¿Puedo ir solo?
¿Puedo ir solo a bailar?
Ir sin pareja y sin conocer a nadie es lo normal en esto, no la excepción. Cómo funciona por dentro y qué hacer la primera noche.
Sí, y además es lo normal
En un social cualquiera, la mayoría de la gente ha llegado sola. No es un sitio al que se va en pareja: es un sitio al que se va a bailar con quien esté, y la gente cambia de pareja cada tema.
Esto confunde a quien viene de fuera, y conviene decirlo claro: bailar con alguien no significa nada más. Se baila una canción, se dan las gracias y cada uno sigue. Quien lleve pareja también va a bailar con otras personas, y eso es lo esperado.

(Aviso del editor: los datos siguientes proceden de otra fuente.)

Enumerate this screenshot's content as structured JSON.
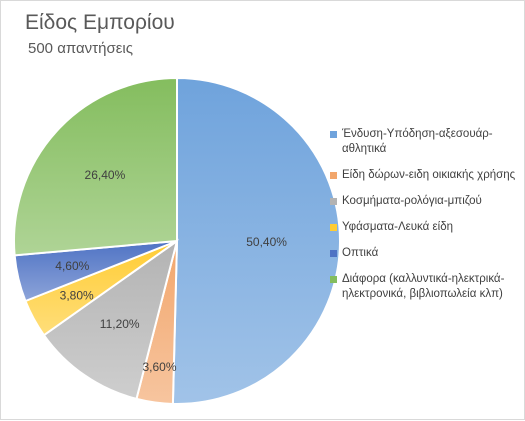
{
  "chart_data": {
    "type": "pie",
    "title": "Είδος Εμπορίου",
    "subtitle": "500 απαντήσεις",
    "legend_position": "right",
    "slices": [
      {
        "name": "Ένδυση-Υπόδηση-αξεσουάρ-αθλητικά",
        "value": 50.4,
        "label": "50,40%",
        "color": "#6fa3dc"
      },
      {
        "name": "Είδη δώρων-ειδη οικιακής χρήσης",
        "value": 3.6,
        "label": "3,60%",
        "color": "#f2a66c"
      },
      {
        "name": "Κοσμήματα-ρολόγια-μπιζού",
        "value": 11.2,
        "label": "11,20%",
        "color": "#b3b3b3"
      },
      {
        "name": "Υφάσματα-Λευκά είδη",
        "value": 3.8,
        "label": "3,80%",
        "color": "#ffcc33"
      },
      {
        "name": "Οπτικά",
        "value": 4.6,
        "label": "4,60%",
        "color": "#4f73c4"
      },
      {
        "name": "Διάφορα (καλλυντικά-ηλεκτρικά-ηλεκτρονικά, βιβλιοπωλεία κλπ)",
        "value": 26.4,
        "label": "26,40%",
        "color": "#84bd5e"
      }
    ]
  }
}
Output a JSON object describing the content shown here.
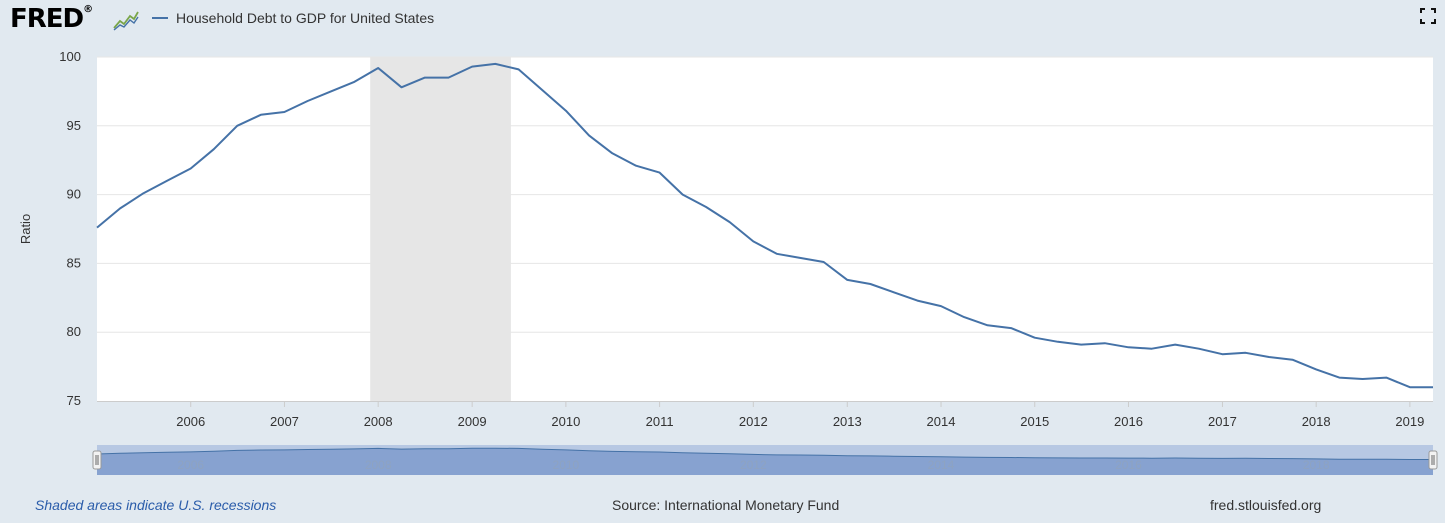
{
  "header": {
    "logo_text": "FRED",
    "logo_mark": "®",
    "logo_icon": "line-graph-icon",
    "fullscreen_icon": "fullscreen-icon"
  },
  "colors": {
    "series": "#4572a7",
    "recession": "#e6e6e6",
    "background": "#e1e9f0",
    "plot": "#ffffff",
    "navigator_fill": "#7f9bcd",
    "navigator_bg": "#b7c8e3"
  },
  "chart_data": {
    "type": "line",
    "title": "",
    "xlabel": "",
    "ylabel": "Ratio",
    "ylim": [
      75,
      100
    ],
    "xlim": [
      "2005-01-01",
      "2019-04-01"
    ],
    "y_ticks": [
      75,
      80,
      85,
      90,
      95,
      100
    ],
    "x_ticks": [
      "2006",
      "2007",
      "2008",
      "2009",
      "2010",
      "2011",
      "2012",
      "2013",
      "2014",
      "2015",
      "2016",
      "2017",
      "2018",
      "2019"
    ],
    "grid": true,
    "legend": "top-left",
    "recessions": [
      [
        "2007-12-01",
        "2009-06-01"
      ]
    ],
    "navigator_ticks": [
      "2006",
      "2008",
      "2010",
      "2012",
      "2014",
      "2016",
      "2018"
    ],
    "series": [
      {
        "name": "Household Debt to GDP for United States",
        "x": [
          "2005-01-01",
          "2005-04-01",
          "2005-07-01",
          "2005-10-01",
          "2006-01-01",
          "2006-04-01",
          "2006-07-01",
          "2006-10-01",
          "2007-01-01",
          "2007-04-01",
          "2007-07-01",
          "2007-10-01",
          "2008-01-01",
          "2008-04-01",
          "2008-07-01",
          "2008-10-01",
          "2009-01-01",
          "2009-04-01",
          "2009-07-01",
          "2009-10-01",
          "2010-01-01",
          "2010-04-01",
          "2010-07-01",
          "2010-10-01",
          "2011-01-01",
          "2011-04-01",
          "2011-07-01",
          "2011-10-01",
          "2012-01-01",
          "2012-04-01",
          "2012-07-01",
          "2012-10-01",
          "2013-01-01",
          "2013-04-01",
          "2013-07-01",
          "2013-10-01",
          "2014-01-01",
          "2014-04-01",
          "2014-07-01",
          "2014-10-01",
          "2015-01-01",
          "2015-04-01",
          "2015-07-01",
          "2015-10-01",
          "2016-01-01",
          "2016-04-01",
          "2016-07-01",
          "2016-10-01",
          "2017-01-01",
          "2017-04-01",
          "2017-07-01",
          "2017-10-01",
          "2018-01-01",
          "2018-04-01",
          "2018-07-01",
          "2018-10-01",
          "2019-01-01",
          "2019-04-01"
        ],
        "values": [
          87.6,
          89.0,
          90.1,
          91.0,
          91.9,
          93.3,
          95.0,
          95.8,
          96.0,
          96.8,
          97.5,
          98.2,
          99.2,
          97.8,
          98.5,
          98.5,
          99.3,
          99.5,
          99.1,
          97.6,
          96.1,
          94.3,
          93.0,
          92.1,
          91.6,
          90.0,
          89.1,
          88.0,
          86.6,
          85.7,
          85.4,
          85.1,
          83.8,
          83.5,
          82.9,
          82.3,
          81.9,
          81.1,
          80.5,
          80.3,
          79.6,
          79.3,
          79.1,
          79.2,
          78.9,
          78.8,
          79.1,
          78.8,
          78.4,
          78.5,
          78.2,
          78.0,
          77.3,
          76.7,
          76.6,
          76.7,
          76.0,
          76.0
        ]
      }
    ]
  },
  "footer": {
    "note": "Shaded areas indicate U.S. recessions",
    "source": "Source: International Monetary Fund",
    "url": "fred.stlouisfed.org"
  }
}
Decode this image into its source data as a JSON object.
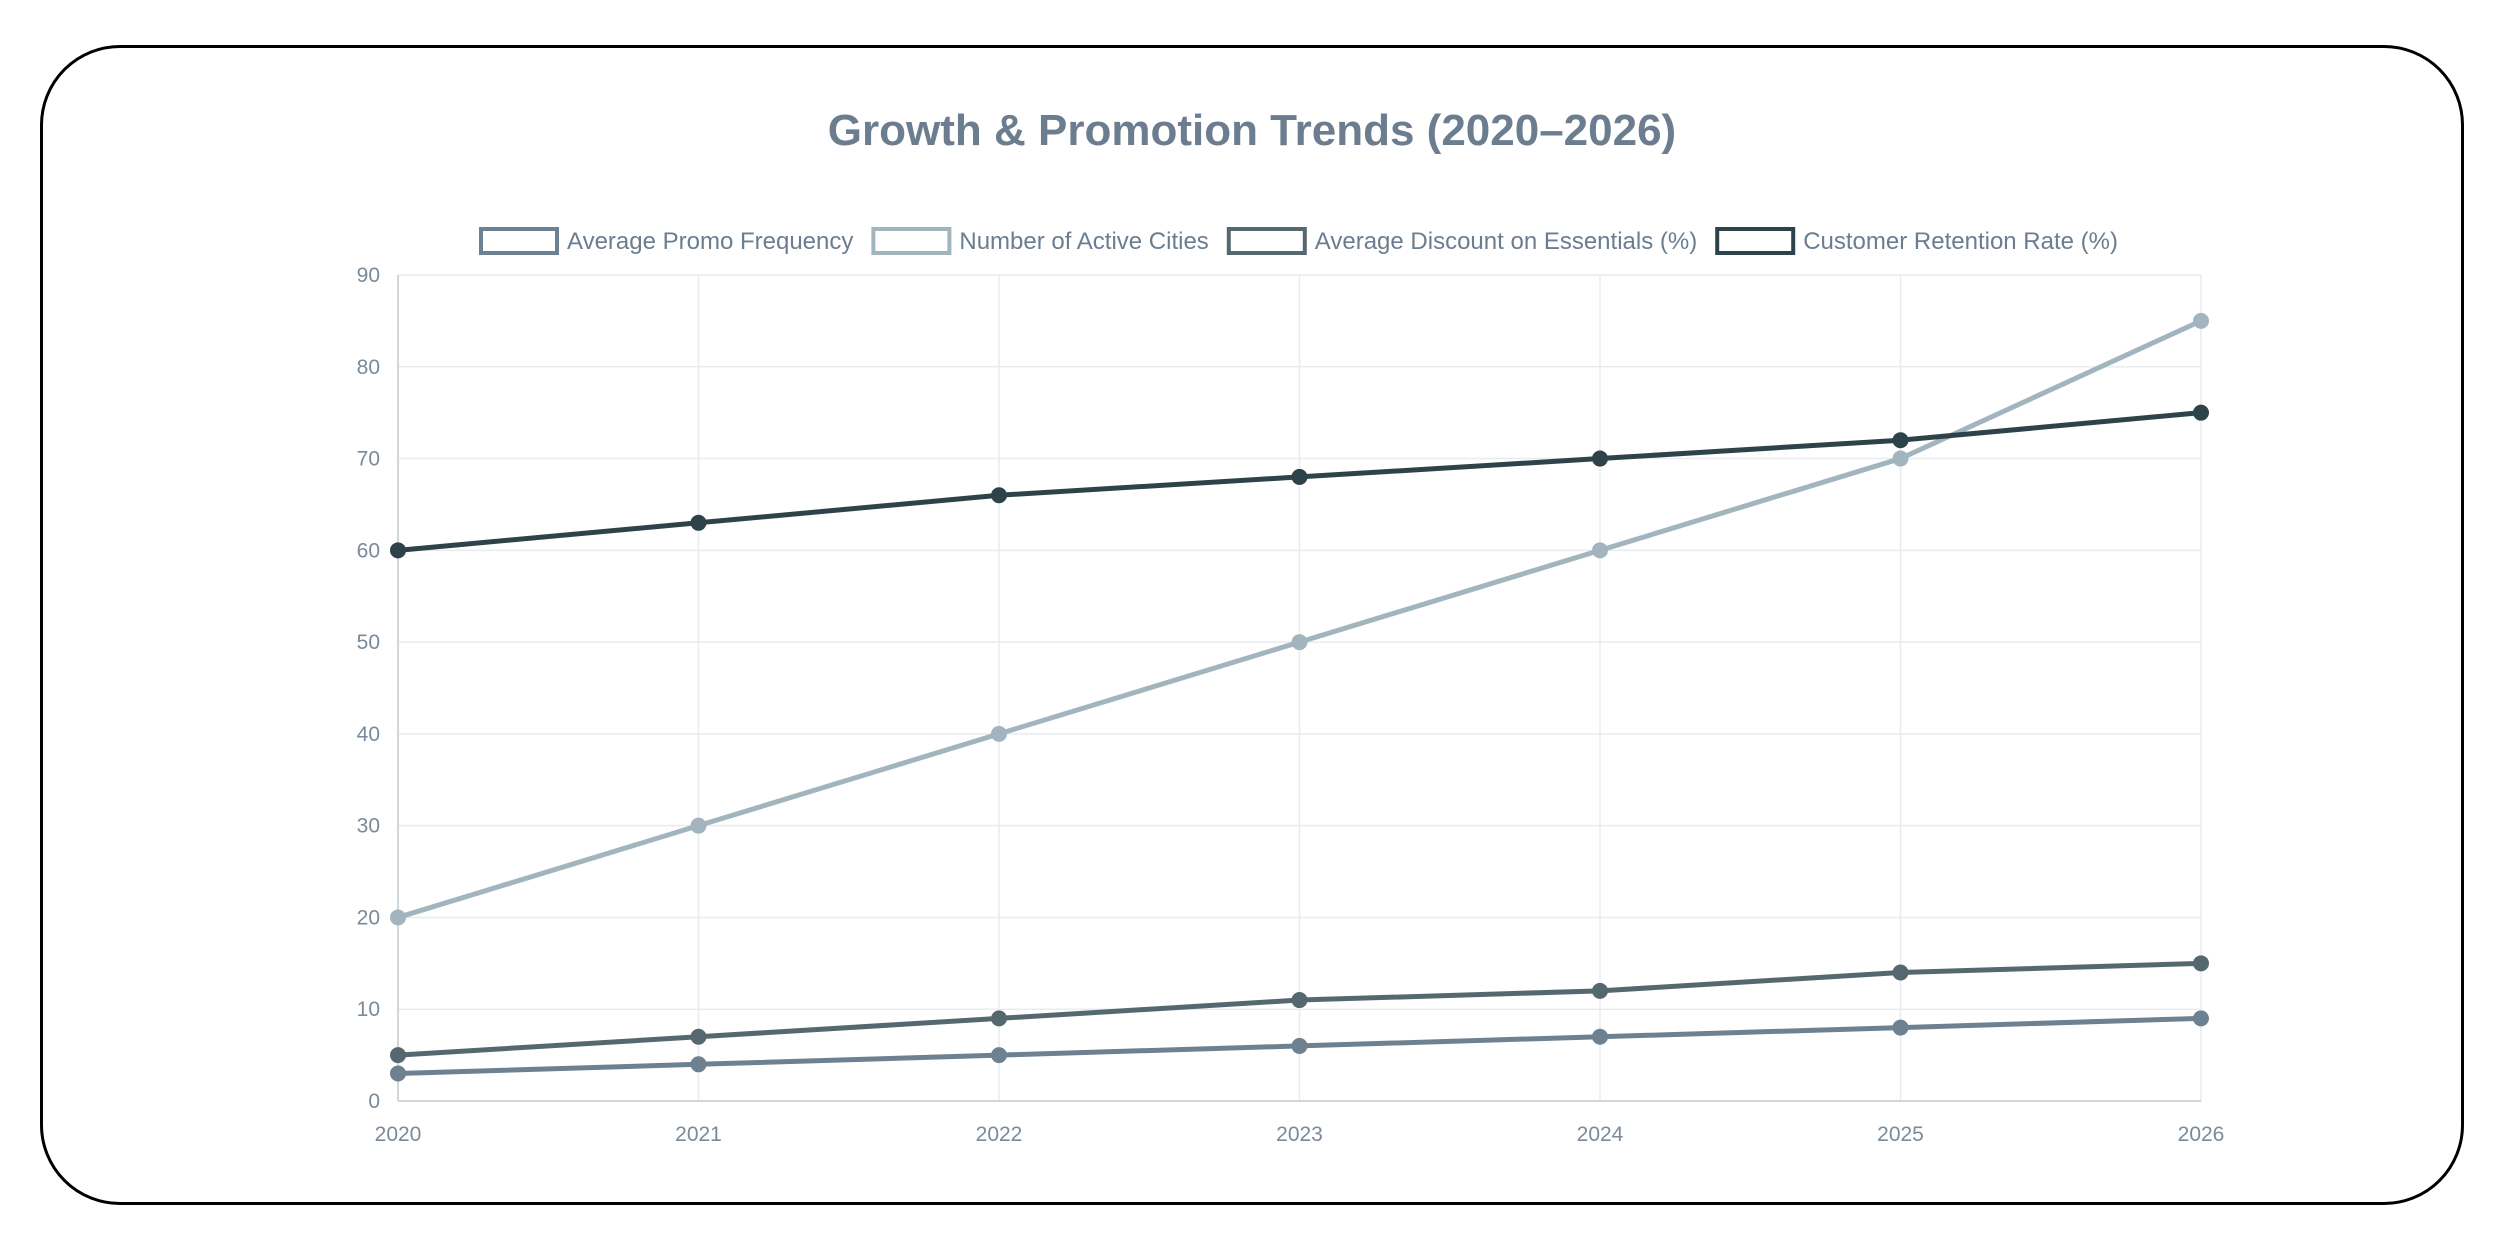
{
  "chart_data": {
    "type": "line",
    "title": "Growth & Promotion Trends (2020–2026)",
    "xlabel": "",
    "ylabel": "",
    "x": [
      "2020",
      "2021",
      "2022",
      "2023",
      "2024",
      "2025",
      "2026"
    ],
    "ylim": [
      0,
      90
    ],
    "yticks": [
      0,
      10,
      20,
      30,
      40,
      50,
      60,
      70,
      80,
      90
    ],
    "grid": true,
    "legend_position": "top",
    "series": [
      {
        "name": "Average Promo Frequency",
        "color": "#6e8191",
        "values": [
          3,
          4,
          5,
          6,
          7,
          8,
          9
        ]
      },
      {
        "name": "Number of Active Cities",
        "color": "#a2b5bf",
        "values": [
          20,
          30,
          40,
          50,
          60,
          70,
          85
        ]
      },
      {
        "name": "Average Discount on Essentials (%)",
        "color": "#56686f",
        "values": [
          5,
          7,
          9,
          11,
          12,
          14,
          15
        ]
      },
      {
        "name": "Customer Retention Rate (%)",
        "color": "#2e4349",
        "values": [
          60,
          63,
          66,
          68,
          70,
          72,
          75
        ]
      }
    ]
  }
}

Cómo se saca a bailar, que es lo único que hay que saber
Te acercas, haces un gesto con la mano o preguntas. Eso es todo. No hay fórmula ni frase, y nadie espera una.
Sacan a bailar tanto los hombres como las mujeres en la mayoría de los sitios. Si te da corte empezar, espera a que suene algo que reconozcas y pregúntale a alguien que acabe de terminar un tema: acaba de demostrar que quiere bailar.
Y te van a decir que no alguna vez. Casi siempre es porque están cansados, porque ese tema no les gusta o porque habían quedado con otra persona. Se contesta «claro, luego» y se va a por la siguiente. Quien lleva tiempo bailando recibe noes todas las noches y no le da ninguna importancia.
La primera noche: entra por una clase
Muchos sociales empiezan con una clase corta, de media hora, antes de que arranque la música. Es el mejor momento para llegar: en la clase se rota, así que acabas habiendo bailado con diez personas sin haber tenido que sacar a nadie.
Y cuando termina, ya no eres alguien que acaba de entrar por la puerta: eres alguien con quien esa gente ya ha bailado. Esa diferencia es casi todo.
Si el sitio no tiene clase antes, entre semana es más fácil que el fin de semana. Los martes y los miércoles va gente que aprende; los sábados, gente que sale.
Qué hacer mientras no bailas
Nadie baila todos los temas, y estar sentado mirando no llama la atención de nadie: es lo que hace media sala en cualquier momento.
Ponte donde se ve la pista y no en una esquina. Suena tonto y es lo que más cambia: a quien está apartado no lo sacan porque no lo ven, y entonces se va pensando que el sitio era antipático.
Y no hace falta beber para estar ahí. La mitad de la gente está con agua, porque después hay que bailar.
Volver es lo que lo resuelve
La escena es pequeña y repetitiva a propósito: los mismos sitios, los mismos días, mucha de la misma gente. En dos o tres semanas de ir al mismo social reconoces caras, y a partir de ahí no vuelves a entrar solo aunque vayas solo.
Por eso conviene elegir un sitio y repetir, en vez de probar uno distinto cada semana. Ir seis veces al mismo martes hace más que ir seis veces a seis sitios.